Nils Lofgren - vocals, guitar, piano; Guest: Neil Young - harmonica on "Believe"

The annual Bridge School Benefit has become a highlight of the Bay Area's concert schedule since in began in 1986. Founded by Pegi Young (married to Neil Young), Jim Forderer, and Marilyn Bozolich, the Bridge School developed educational programs to service the special needs of Bay Area children with severe speech disabilities and physical impairments and has been serving the community for well over two decades now. The annual fundraiser concert has gained support from many of the biggest names in the music industry, with artists performing special acoustic-based sets in the outdoor setting of the Shoreline Amphitheater in Mountain View, California.

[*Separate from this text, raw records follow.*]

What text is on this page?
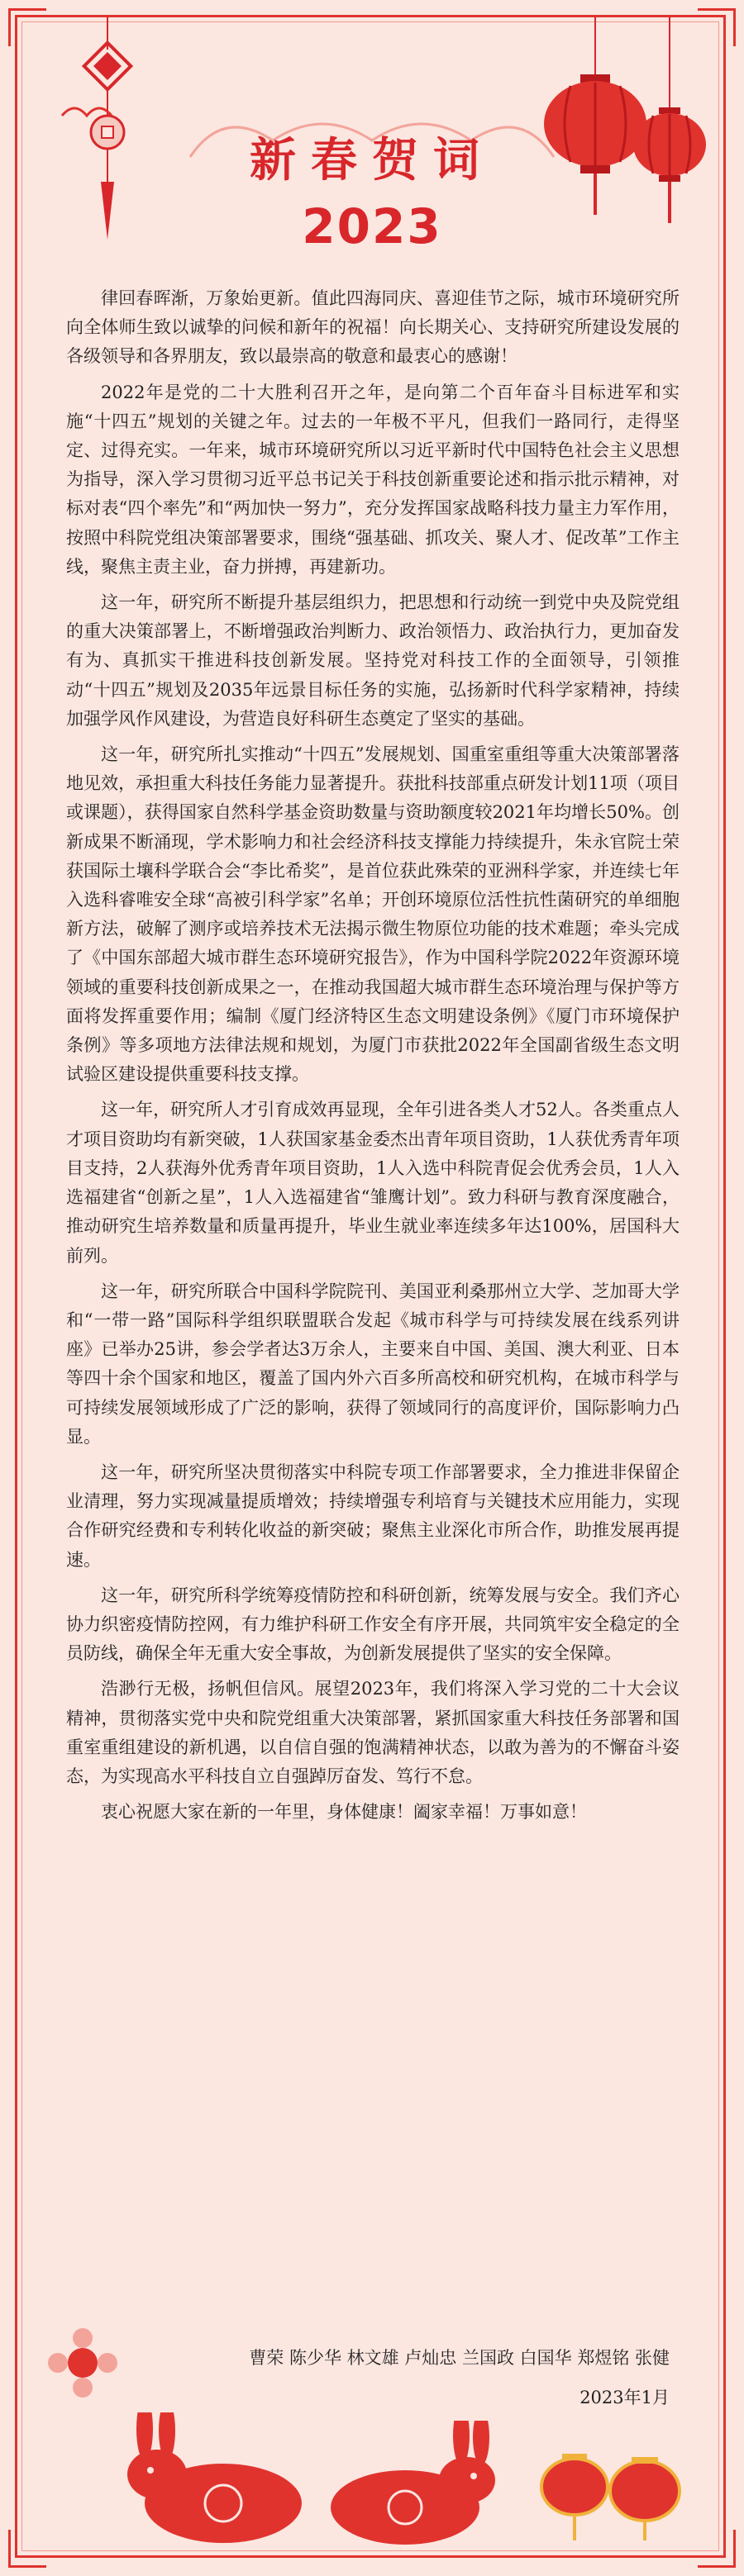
新春贺词
2023

律回春晖渐，万象始更新。值此四海同庆、喜迎佳节之际，城市环境研究所向全体师生致以诚挚的问候和新年的祝福！向长期关心、支持研究所建设发展的各级领导和各界朋友，致以最崇高的敬意和最衷心的感谢！

2022年是党的二十大胜利召开之年，是向第二个百年奋斗目标进军和实施“十四五”规划的关键之年。过去的一年极不平凡，但我们一路同行，走得坚定、过得充实。一年来，城市环境研究所以习近平新时代中国特色社会主义思想为指导，深入学习贯彻习近平总书记关于科技创新重要论述和指示批示精神，对标对表“四个率先”和“两加快一努力”，充分发挥国家战略科技力量主力军作用，按照中科院党组决策部署要求，围绕“强基础、抓攻关、聚人才、促改革”工作主线，聚焦主责主业，奋力拼搏，再建新功。

这一年，研究所不断提升基层组织力，把思想和行动统一到党中央及院党组的重大决策部署上，不断增强政治判断力、政治领悟力、政治执行力，更加奋发有为、真抓实干推进科技创新发展。坚持党对科技工作的全面领导，引领推动“十四五”规划及2035年远景目标任务的实施，弘扬新时代科学家精神，持续加强学风作风建设，为营造良好科研生态奠定了坚实的基础。

这一年，研究所扎实推动“十四五”发展规划、国重室重组等重大决策部署落地见效，承担重大科技任务能力显著提升。获批科技部重点研发计划11项（项目或课题），获得国家自然科学基金资助数量与资助额度较2021年均增长50%。创新成果不断涌现，学术影响力和社会经济科技支撑能力持续提升，朱永官院士荣获国际土壤科学联合会“李比希奖”，是首位获此殊荣的亚洲科学家，并连续七年入选科睿唯安全球“高被引科学家”名单；开创环境原位活性抗性菌研究的单细胞新方法，破解了测序或培养技术无法揭示微生物原位功能的技术难题；牵头完成了《中国东部超大城市群生态环境研究报告》，作为中国科学院2022年资源环境领域的重要科技创新成果之一，在推动我国超大城市群生态环境治理与保护等方面将发挥重要作用；编制《厦门经济特区生态文明建设条例》《厦门市环境保护条例》等多项地方法律法规和规划，为厦门市获批2022年全国副省级生态文明试验区建设提供重要科技支撑。

这一年，研究所人才引育成效再显现，全年引进各类人才52人。各类重点人才项目资助均有新突破，1人获国家基金委杰出青年项目资助，1人获优秀青年项目支持，2人获海外优秀青年项目资助，1人入选中科院青促会优秀会员，1人入选福建省“创新之星”，1人入选福建省“雏鹰计划”。致力科研与教育深度融合，推动研究生培养数量和质量再提升，毕业生就业率连续多年达100%，居国科大前列。

这一年，研究所联合中国科学院院刊、美国亚利桑那州立大学、芝加哥大学和“一带一路”国际科学组织联盟联合发起《城市科学与可持续发展在线系列讲座》已举办25讲，参会学者达3万余人，主要来自中国、美国、澳大利亚、日本等四十余个国家和地区，覆盖了国内外六百多所高校和研究机构，在城市科学与可持续发展领域形成了广泛的影响，获得了领域同行的高度评价，国际影响力凸显。

这一年，研究所坚决贯彻落实中科院专项工作部署要求，全力推进非保留企业清理，努力实现减量提质增效；持续增强专利培育与关键技术应用能力，实现合作研究经费和专利转化收益的新突破；聚焦主业深化市所合作，助推发展再提速。

这一年，研究所科学统筹疫情防控和科研创新，统筹发展与安全。我们齐心协力织密疫情防控网，有力维护科研工作安全有序开展，共同筑牢安全稳定的全员防线，确保全年无重大安全事故，为创新发展提供了坚实的安全保障。

浩渺行无极，扬帆但信风。展望2023年，我们将深入学习党的二十大会议精神，贯彻落实党中央和院党组重大决策部署，紧抓国家重大科技任务部署和国重室重组建设的新机遇，以自信自强的饱满精神状态，以敢为善为的不懈奋斗姿态，为实现高水平科技自立自强踔厉奋发、笃行不怠。

衷心祝愿大家在新的一年里，身体健康！阖家幸福！万事如意！

曹荣 陈少华 林文雄 卢灿忠 兰国政 白国华 郑煜铭 张健
2023年1月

The fifth annual Bridge School Benefit took place on November 2, 1991, and featured performances by Larry Keegan, John Lee Hooker, Don Henley, Nils Lofgren (presented here), Tracy Chapman, Sonic Youth, Willie Nelson, and of course, Neil Young. On this night, Young would perform with a reunited Stray Gators, the musicians who played on his blockbuster Harvest album and would soon be featured again on his forthcoming album, Harvest Moon. It was an emotional time in general for the Bay Area, as the legendary concert promoter Bill Graham had recently been killed in a helicopter accident, and his public memorial service and concert was to be held the following afternoon in Golden Gate Park. (Also available here at Wolfgang's.)

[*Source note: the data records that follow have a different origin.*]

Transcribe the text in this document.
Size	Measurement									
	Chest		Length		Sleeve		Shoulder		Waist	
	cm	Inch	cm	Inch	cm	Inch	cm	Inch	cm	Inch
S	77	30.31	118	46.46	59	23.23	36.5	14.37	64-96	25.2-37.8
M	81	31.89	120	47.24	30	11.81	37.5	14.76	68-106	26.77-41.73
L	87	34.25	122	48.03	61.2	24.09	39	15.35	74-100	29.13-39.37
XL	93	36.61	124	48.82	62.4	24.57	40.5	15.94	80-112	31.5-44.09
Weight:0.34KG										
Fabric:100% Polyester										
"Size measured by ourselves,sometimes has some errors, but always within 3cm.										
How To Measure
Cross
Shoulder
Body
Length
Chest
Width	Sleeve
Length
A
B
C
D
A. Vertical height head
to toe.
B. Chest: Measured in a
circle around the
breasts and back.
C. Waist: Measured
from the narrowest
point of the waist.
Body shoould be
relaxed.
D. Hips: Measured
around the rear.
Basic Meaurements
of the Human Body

Nils Lofgren was just beginning to reactivate his solo career in 1991, following nearly seven years as a guitar slinger for Bruce Springsteen's E Street Band. His Silver Lining album, released that same year, would mark Lofgren's return and prove one of strongest, if not most confident albums of his career. Lofgren had been a longtime supporter of the Bridge School, and he and Neil Young had history going back a couple of decades. Still a teenager at the time, Young had recruited Lofgren for the sessions for his acclaimed After the Goldrush album. In typical idiosyncratic fashion, Young had Lofgren play piano, an instrument he never played on any regular basis prior to the sessions. Despite this, Young was on to something, as Lofgren's chordal approach, economy, and restraint became integral to the band dynamic and was a key element of the spontaneous sound Young was after (Listen to "Southern Man" for a prime example).

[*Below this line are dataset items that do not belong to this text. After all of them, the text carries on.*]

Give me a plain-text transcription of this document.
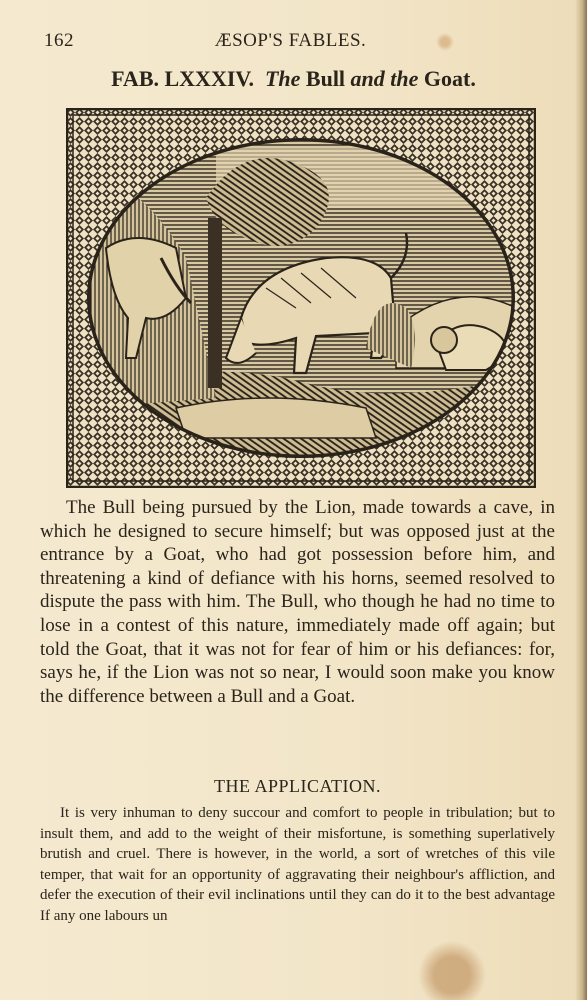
162	ÆSOP'S FABLES.
FAB. LXXXIV. The Bull and the Goat.

The Bull being pursued by the Lion, made towards a cave, in which he designed to secure himself; but was opposed just at the entrance by a Goat, who had got possession before him, and threatening a kind of defiance with his horns, seemed resolved to dispute the pass with him. The Bull, who though he had no time to lose in a contest of this nature, immediately made off again; but told the Goat, that it was not for fear of him or his defiances: for, says he, if the Lion was not so near, I would soon make you know the difference between a Bull and a Goat.

THE APPLICATION.

It is very inhuman to deny succour and comfort to people in tribulation; but to insult them, and add to the weight of their misfortune, is something superlatively brutish and cruel. There is however, in the world, a sort of wretches of this vile temper, that wait for an opportunity of aggravating their neighbour's affliction, and defer the execution of their evil inclinations until they can do it to the best advantage If any one labours un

Following an introduction by Bill Graham Presents' Jerry Pompili, Lofgren begins his set on acoustic guitar with a new song, "Blue Skies." This hopeful number would surface on his Crooked Line album the following year and serves as an appropriate opener with its ruminations on loneliness and the parent/child relationship. Lofgren follows with one of the highlights of his new album, a stripped down read of "Sticks And Stones," displaying the sharply honed songwriting style he had long been known for.

Appropriately enough, Lofgren next takes a seat at Neil Young's upright piano, the very same piano he played on After The Goldrush. Dipping back in his catalogue to the 1985 album, Flip, he performs an emotional version of "Big Tears Fall," which he dedicates to the Young family. Neil had been watching from the wings and next joins Lofgren onstage for a beautiful duet on "Believe," with Lofgren on piano and Young providing harmonica and backing vocals. This performance would later surface as a highlight of the official release, Bridge School Concerts, Volume 1, and Lofgren would finally include it on one of his own albums in 2006, when he released his solo acoustic live album 15 years later.

Not one to leave before "rockin' the joint," Lofgren proceeds to do just that by returning to guitar to close the set. Although incomplete do to a tape change, we join the last song in progress as Lofgren brings nearly the entire Shoreline audience to their feet by alternately strumming and percussively pounding his guitar on a passionate "Just A Little."